Landelijk expertisecentrum

De Commissie Maatstaf stelde een landelijk expertisecentrum voor die de instellingen ondersteunt bij hun beleid voor studenten met een beperking. De leden van de VVD-fractie hechten aan een dergelijk expertisecentrum dat instellingen kan adviseren en ondersteunen en vraaggericht gaat werken. De leden van de CDA-fractie zijn benieuwd naar de positie van de Stichting handicap en studie en de uitkomsten van het onderzoek naar het expertisecentrum.

Dit expertisecentrum is in mijn brief voorgesteld als een onderdeel van de tweede beleidslijn (specifieke ondersteuning). Ik wil laten onderzoeken hoe dit het beste kan worden vorm gegeven.

De leden van de fracties van D66 en VVD verwijzen naar de discussie in het wetgevingsoverleg van 29 november 2010 over de subsidie aan de Stichting handicap en studie en over het behoud van de expertise van deze stichting.

In dit overleg heb ik aangegeven geen oude schoenen weg te gooien voordat we nieuwe hebben. Dat laat onverlet dat ik met een open blik wil kijken naar hoe dit het beste kan worden vorm gegeven in de toekomst. In april 2011 zal hierover meer duidelijkheid zijn Dan is de audit naar dit onderwerp afgerond. Ik zal de Tweede Kamer in juni 2011 in de Strategische Agenda hoger onderwijs nader informeren over mijn standpunt hierover.

Conferentie

De leden van de VVD-fractie vinden dat de relatie tussen het referentiekader en het accreditatiekader onderbelicht blijft. Ik ben het eens met deze leden dat een conferentie kan bijdragen aan het hoger op de agenda krijgen van dit onderwerp bij de universiteiten en hogescholen. Dat is dan ook een van de redenen waarom ik deze conferentie laat organiseren. Zowel de accreditatie als het referentiekader van de Commissie Maatstaf zullen op deze conferentie aan de orde komen.

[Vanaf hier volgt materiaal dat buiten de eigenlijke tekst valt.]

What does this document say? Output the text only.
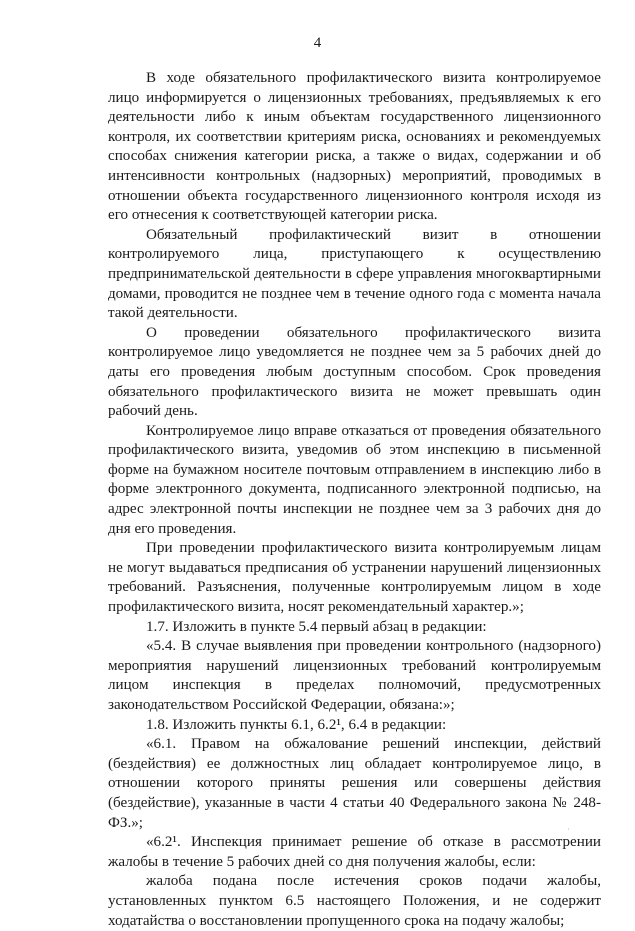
4

В ходе обязательного профилактического визита контролируемое лицо информируется о лицензионных требованиях, предъявляемых к его деятельности либо к иным объектам государственного лицензионного контроля, их соответствии критериям риска, основаниях и рекомендуемых способах снижения категории риска, а также о видах, содержании и об интенсивности контрольных (надзорных) мероприятий, проводимых в отношении объекта государственного лицензионного контроля исходя из его отнесения к соответствующей категории риска.

Обязательный профилактический визит в отношении контролируемого лица, приступающего к осуществлению предпринимательской деятельности в сфере управления многоквартирными домами, проводится не позднее чем в течение одного года с момента начала такой деятельности.

О проведении обязательного профилактического визита контролируемое лицо уведомляется не позднее чем за 5 рабочих дней до даты его проведения любым доступным способом. Срок проведения обязательного профилактического визита не может превышать один рабочий день.

Контролируемое лицо вправе отказаться от проведения обязательного профилактического визита, уведомив об этом инспекцию в письменной форме на бумажном носителе почтовым отправлением в инспекцию либо в форме электронного документа, подписанного электронной подписью, на адрес электронной почты инспекции не позднее чем за 3 рабочих дня до дня его проведения.

При проведении профилактического визита контролируемым лицам не могут выдаваться предписания об устранении нарушений лицензионных требований. Разъяснения, полученные контролируемым лицом в ходе профилактического визита, носят рекомендательный характер.»;

1.7. Изложить в пункте 5.4 первый абзац в редакции:

«5.4. В случае выявления при проведении контрольного (надзорного) мероприятия нарушений лицензионных требований контролируемым лицом инспекция в пределах полномочий, предусмотренных законодательством Российской Федерации, обязана:»;

1.8. Изложить пункты 6.1, 6.2¹, 6.4 в редакции:

«6.1. Правом на обжалование решений инспекции, действий (бездействия) ее должностных лиц обладает контролируемое лицо, в отношении которого приняты решения или совершены действия (бездействие), указанные в части 4 статьи 40 Федерального закона № 248-ФЗ.»;

«6.2¹. Инспекция принимает решение об отказе в рассмотрении жалобы в течение 5 рабочих дней со дня получения жалобы, если:

жалоба подана после истечения сроков подачи жалобы, установленных пунктом 6.5 настоящего Положения, и не содержит ходатайства о восстановлении пропущенного срока на подачу жалобы;

·
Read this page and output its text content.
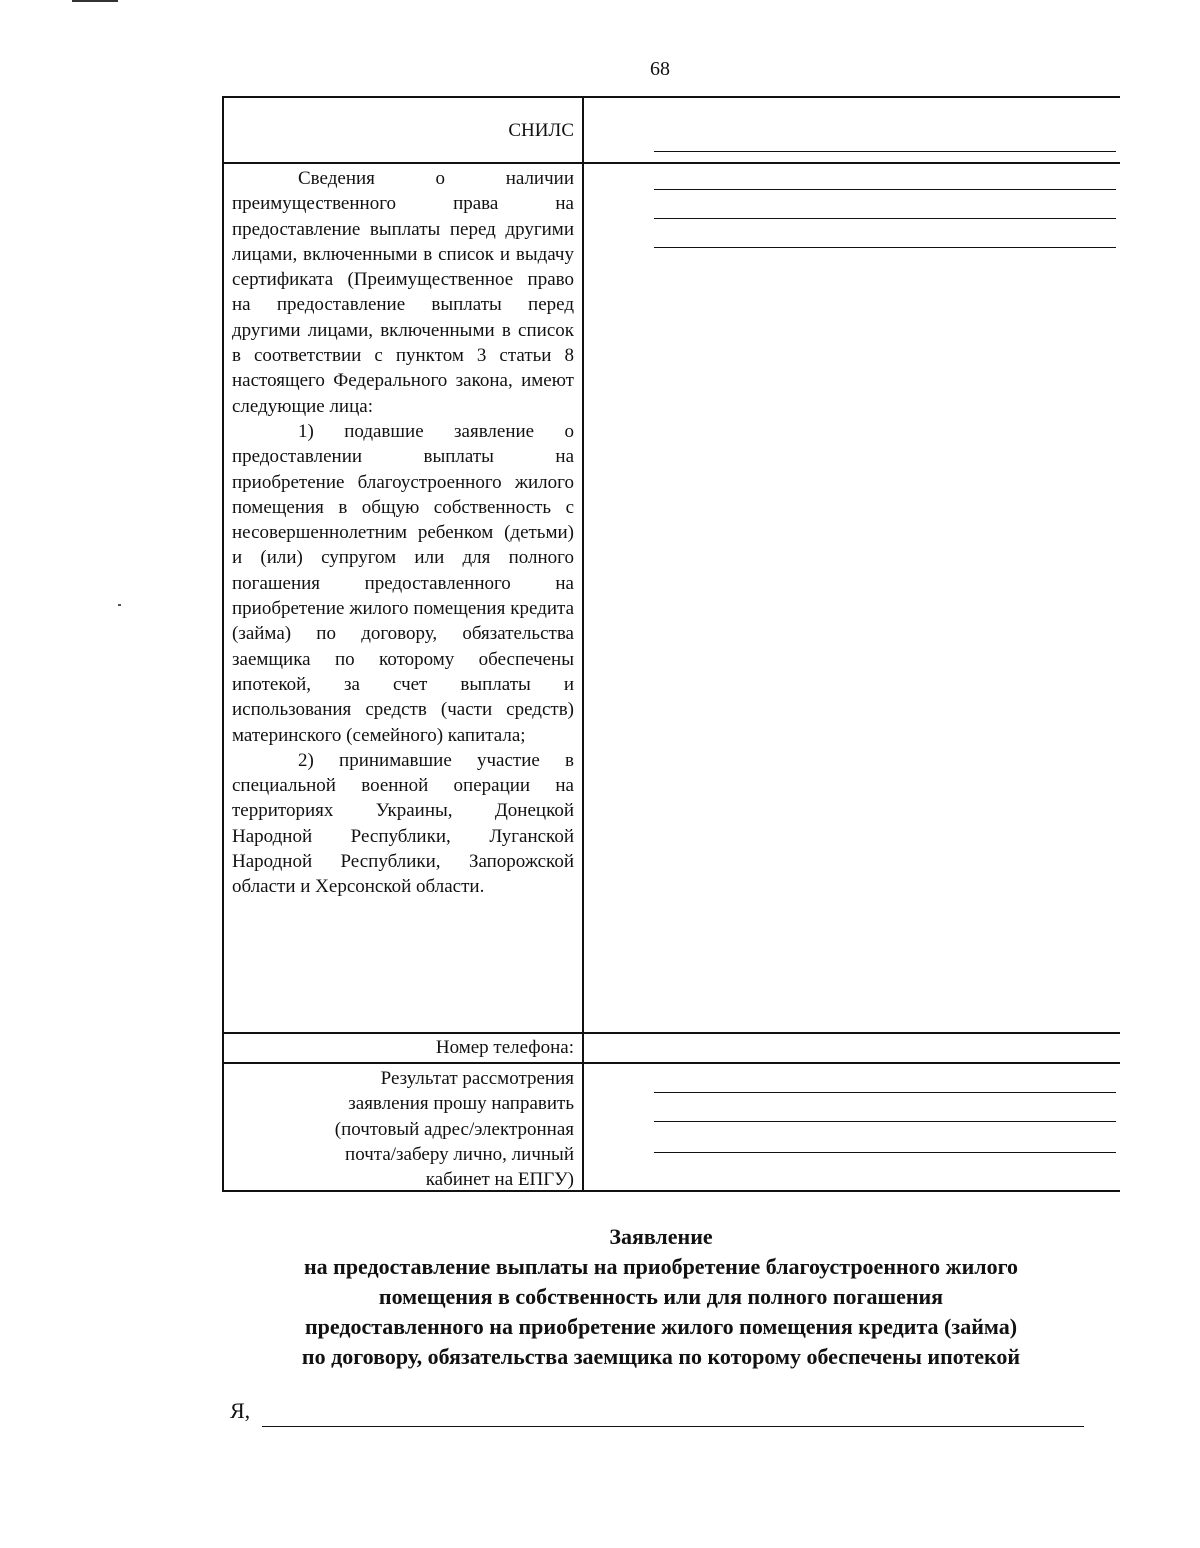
68
СНИЛС

Сведения о наличии преимущественного права на предоставление выплаты перед другими лицами, включенными в список и выдачу сертификата (Преимущественное право на предоставление выплаты перед другими лицами, включенными в список в соответствии с пунктом 3 статьи 8 настоящего Федерального закона, имеют следующие лица:

1) подавшие заявление о предоставлении выплаты на приобретение благоустроенного жилого помещения в общую собственность с несовершеннолетним ребенком (детьми) и (или) супругом или для полного погашения предоставленного на приобретение жилого помещения кредита (займа) по договору, обязательства заемщика по которому обеспечены ипотекой, за счет выплаты и использования средств (части средств) материнского (семейного) капитала;

2) принимавшие участие в специальной военной операции на территориях Украины, Донецкой Народной Республики, Луганской Народной Республики, Запорожской области и Херсонской области.

Номер телефона:
Результат рассмотрения
заявления прошу направить
(почтовый адрес/электронная
почта/заберу лично, личный
кабинет на ЕПГУ)
Заявление
на предоставление выплаты на приобретение благоустроенного жилого
помещения в собственность или для полного погашения
предоставленного на приобретение жилого помещения кредита (займа)
по договору, обязательства заемщика по которому обеспечены ипотекой
Я,
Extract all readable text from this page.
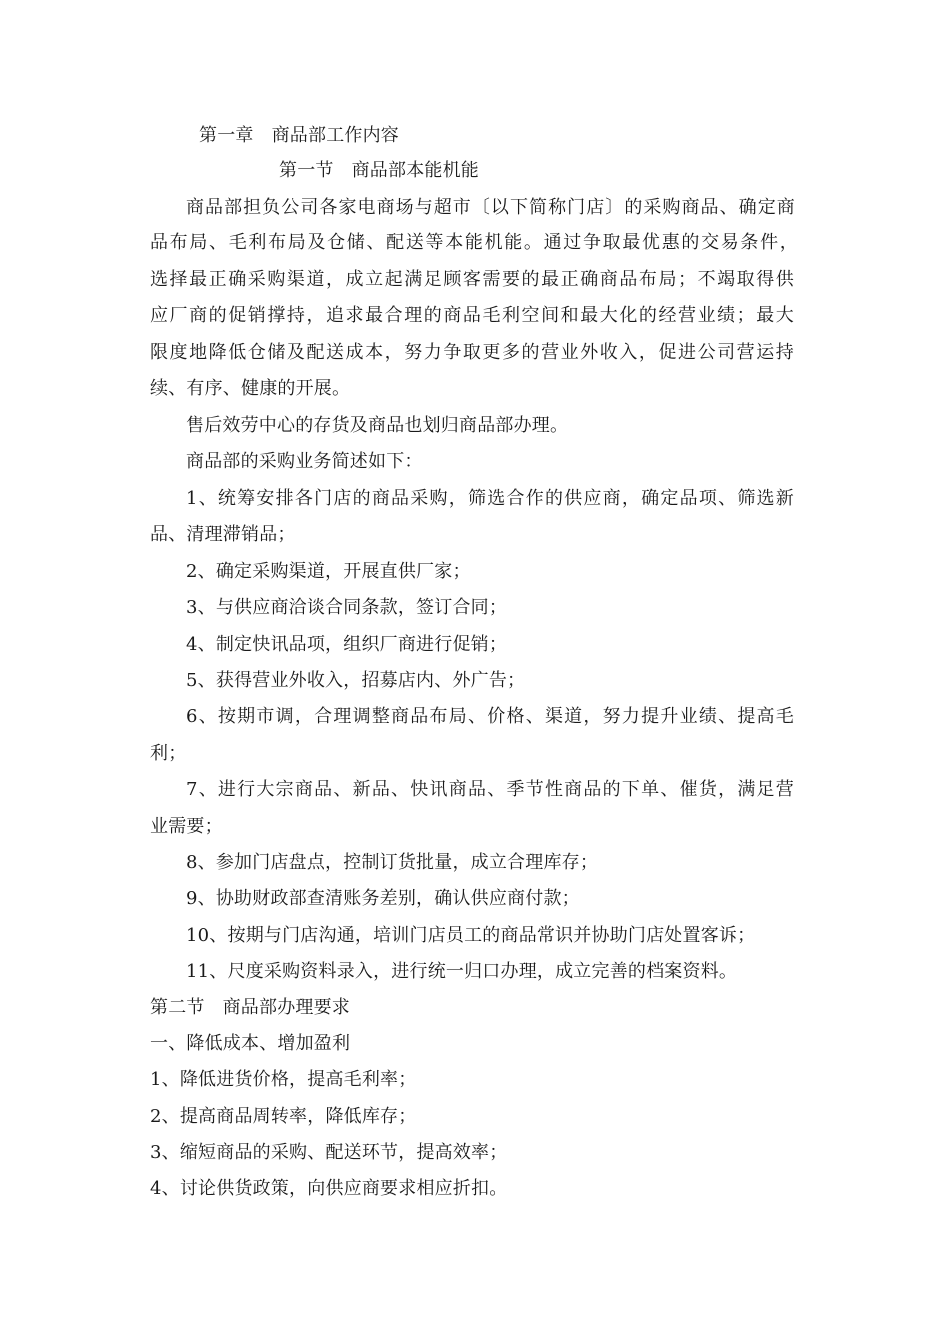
第一章 商品部工作内容
第一节 商品部本能机能
商品部担负公司各家电商场与超市〔以下简称门店〕的采购商品、确定商
品布局、毛利布局及仓储、配送等本能机能。通过争取最优惠的交易条件，
选择最正确采购渠道，成立起满足顾客需要的最正确商品布局；不竭取得供
应厂商的促销撑持，追求最合理的商品毛利空间和最大化的经营业绩；最大
限度地降低仓储及配送成本，努力争取更多的营业外收入，促进公司营运持
续、有序、健康的开展。
售后效劳中心的存货及商品也划归商品部办理。
商品部的采购业务简述如下：
1、统筹安排各门店的商品采购，筛选合作的供应商，确定品项、筛选新
品、清理滞销品；
2、确定采购渠道，开展直供厂家；
3、与供应商洽谈合同条款，签订合同；
4、制定快讯品项，组织厂商进行促销；
5、获得营业外收入，招募店内、外广告；
6、按期市调，合理调整商品布局、价格、渠道，努力提升业绩、提高毛
利；
7、进行大宗商品、新品、快讯商品、季节性商品的下单、催货，满足营
业需要；
8、参加门店盘点，控制订货批量，成立合理库存；
9、协助财政部查清账务差别，确认供应商付款；
10、按期与门店沟通，培训门店员工的商品常识并协助门店处置客诉；
11、尺度采购资料录入，进行统一归口办理，成立完善的档案资料。
第二节 商品部办理要求
一、降低成本、增加盈利
1、降低进货价格，提高毛利率；
2、提高商品周转率，降低库存；
3、缩短商品的采购、配送环节，提高效率；
4、讨论供货政策，向供应商要求相应折扣。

Accreditatie en referentiekader

Een belangrijk onderdeel van mijn eerste beleidslijn (integratie in beleidsinstrumentarium voor het hoger onderwijs) is het onderdeel accreditatie. Studeren met een functiebeperking heeft nu een plaats gekregen in de wetgeving en het accreditatiekader van de Nederlands-Vlaamse Accreditatie Organisatie (NVAO). Met de leden van de VVD-fractie ben ik van mening dat dit een belangrijke prikkel is voor de instellingen om de studeerbaarheid en toegankelijkheid te vergroten.

Het referentiekader is een mooi instrument. De NVAO kan het gebruiken bij de accreditatie en onderwijsinstellingen kunnen het gebruiken om hun beleid te verbeteren.

De leden van de VVD-fractie willen geïnformeerd worden over de ervaringen van de NVAO met dit nieuwe kader en het referentiekader als hulpmiddel daarbij. De leden van de SGP-fractie vragen naar de status van het referentiekader en of in een meer formele erkenning en verankering is voorzien. De leden van D66 vragen naar een koppeling tussen de accreditatie en het referentiekader. De leden van de PvdA-fractie willen graag meer duidelijkheid over de termijn waarop het onderzoek van de inspectie naar de toegankelijkheid, in relatie tot de accreditatie, zal plaatsvinden.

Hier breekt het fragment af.